Je connais la solitude absurde, l’impression étrange que plus on dit la vérité, moins on est entendu; que plus on insiste, plus on dérange. Qu’on soit victime non reconnue, ou coupable jugé d’avance.
Personne ne viendra vous aider. Vous n’avez nulle part où vous cacher. Et vous ne pouvez rien y faire.
Je distingue ici la signature de Damien, cette lucidité oscillant entre la lumière et l’ombre, entre réflexions mystérieuses et constats tranchants.
J’inspire à fond et entame ma traduction, chaque mot tambourinant sous mon crâne comme un second cœur. Je m’applique à transcrire chaque nuance, à faire renaître le malaise dans une autre langue, sans le dénaturer ou l’édulcorer.
Les phrases s’enroulent autour de mes doigts, et bientôt le texte prend forme, cohérent, fluide, presque apaisé. Je relis une dernière fois, pour traquer les fautes, contrôler le ton, surveiller que la plume de Damien vibre encore sous la mienne.
J’ouvre ensuite un nouveau message, ajoute ma version en pièce jointe et, sans me laisser le temps d’hésiter, envoie :
Salut Théo,
Voici la version traduite du dernier texte de Damien.
Merci encore pour ton message. Tout va bien de mon côté, vraiment.

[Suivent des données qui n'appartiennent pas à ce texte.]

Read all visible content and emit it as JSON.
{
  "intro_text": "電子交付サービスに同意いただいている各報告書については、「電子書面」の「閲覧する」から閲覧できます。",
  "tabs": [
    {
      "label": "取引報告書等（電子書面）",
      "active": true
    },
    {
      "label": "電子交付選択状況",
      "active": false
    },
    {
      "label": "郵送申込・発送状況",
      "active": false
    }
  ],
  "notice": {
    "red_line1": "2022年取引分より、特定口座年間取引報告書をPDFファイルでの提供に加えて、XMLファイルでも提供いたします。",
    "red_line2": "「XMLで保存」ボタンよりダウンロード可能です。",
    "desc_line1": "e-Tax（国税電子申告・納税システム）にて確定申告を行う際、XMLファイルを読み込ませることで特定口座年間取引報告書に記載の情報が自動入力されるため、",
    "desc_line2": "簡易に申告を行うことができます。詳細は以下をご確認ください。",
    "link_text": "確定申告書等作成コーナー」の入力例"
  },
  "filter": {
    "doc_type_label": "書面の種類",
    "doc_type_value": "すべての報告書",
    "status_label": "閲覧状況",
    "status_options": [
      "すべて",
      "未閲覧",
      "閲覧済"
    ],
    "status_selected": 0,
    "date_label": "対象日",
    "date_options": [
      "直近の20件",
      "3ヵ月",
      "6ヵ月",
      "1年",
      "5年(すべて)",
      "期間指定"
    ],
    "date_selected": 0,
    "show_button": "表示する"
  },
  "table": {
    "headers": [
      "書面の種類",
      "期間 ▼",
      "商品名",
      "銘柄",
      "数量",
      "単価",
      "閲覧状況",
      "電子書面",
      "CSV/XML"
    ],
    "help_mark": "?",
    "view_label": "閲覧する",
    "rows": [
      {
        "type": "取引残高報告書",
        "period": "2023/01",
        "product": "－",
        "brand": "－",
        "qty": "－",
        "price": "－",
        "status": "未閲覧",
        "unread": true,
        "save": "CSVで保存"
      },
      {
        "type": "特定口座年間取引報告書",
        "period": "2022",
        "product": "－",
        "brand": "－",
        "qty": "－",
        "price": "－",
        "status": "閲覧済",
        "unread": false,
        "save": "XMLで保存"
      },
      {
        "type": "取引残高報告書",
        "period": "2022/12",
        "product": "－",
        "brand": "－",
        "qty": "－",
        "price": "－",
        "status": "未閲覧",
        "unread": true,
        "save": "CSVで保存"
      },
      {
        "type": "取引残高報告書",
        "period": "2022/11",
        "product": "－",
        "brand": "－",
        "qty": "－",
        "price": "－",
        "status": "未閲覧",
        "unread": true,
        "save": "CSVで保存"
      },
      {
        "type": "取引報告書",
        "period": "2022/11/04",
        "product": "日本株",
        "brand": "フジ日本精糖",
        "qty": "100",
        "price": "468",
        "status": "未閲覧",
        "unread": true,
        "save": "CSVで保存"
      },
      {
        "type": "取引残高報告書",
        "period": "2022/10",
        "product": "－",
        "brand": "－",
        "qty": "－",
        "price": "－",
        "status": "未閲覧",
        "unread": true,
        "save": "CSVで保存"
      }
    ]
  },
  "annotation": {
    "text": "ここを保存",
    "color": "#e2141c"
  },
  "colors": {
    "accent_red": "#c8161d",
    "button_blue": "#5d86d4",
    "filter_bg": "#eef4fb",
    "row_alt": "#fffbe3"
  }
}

Tu n’as pas à t’en faire.
À très vite,
Maud.
Tandis que j'éteins mon portable, un soupir m’échappe, comme si cet extrait m’avait vidée de toute mon énergie.
Au même moment, j’entends l’eau de la douche s’arrêter, des bruits légers, familiers, puis Zed sort de la salle de bain, pieds nus, la serviette nouée autour des hanches. Il passe près de moi, dépose un baiser rapide sur mes lèvres, et disparaît dans sa chambre.
Je me lève à mon tour, retire mes vêtements et entre dans la salle de bain. L’odeur du gel douche de Zed est imprégnée dans l’air, boisé et réconfortant. Il balaie ce qu’il reste de mon trouble en une fraction de seconde. Je me glisse dans la douche, l'eau chaude coule sur mes épaules, dénoue les tensions dans mon dos.
Une fois propre, j’enfile la première serviette venue et me dirige vers ma valise. Sur le chemin, je jette un œil à mon compagnon, en train de remuer sa sauce, ses cheveux encore humides, son profil sérieux mais apaisé.
Lorsque j’ouvre mon bagage, il est vide, dépossédé de toutes mes affaires. Un frisson d’anticipation et d’excitation me traverse. Je me faufile dans la chambre pour confirmer mes doutes, tire la porte de l’armoire, le cœur battant. Ma gorge se serre : mes vêtements sont là, alignés, pliés. C’est lui qui les y a rangés, comme si c’était normal, comme si j’avais ma place ici.
J’enfile un débardeur, un short en coton, une joie indicible au creux du ventre, puis je reviens dans le salon où l’odeur du dîner flotte dans l’air, plus puissante - ail, oignons, tomates et autre chose que je n’arrive pas à identifier.
En cuisine, Zed est concentré, le dos tourné, une main sur la casserole. Il a les cheveux encore humides, le dos nu, calme dans la lumière du soir.
Je m’approche furtivement, me coule derrière lui et l’enlace, posant un baiser entre ses omoplates.
- Merci. Pour l’armoire.
Il prend une de mes mains et la porte à ses lèvres avant de la remettre contre son cœur, sans un mot, attentif à ses gestes et au plat en cours de préparation.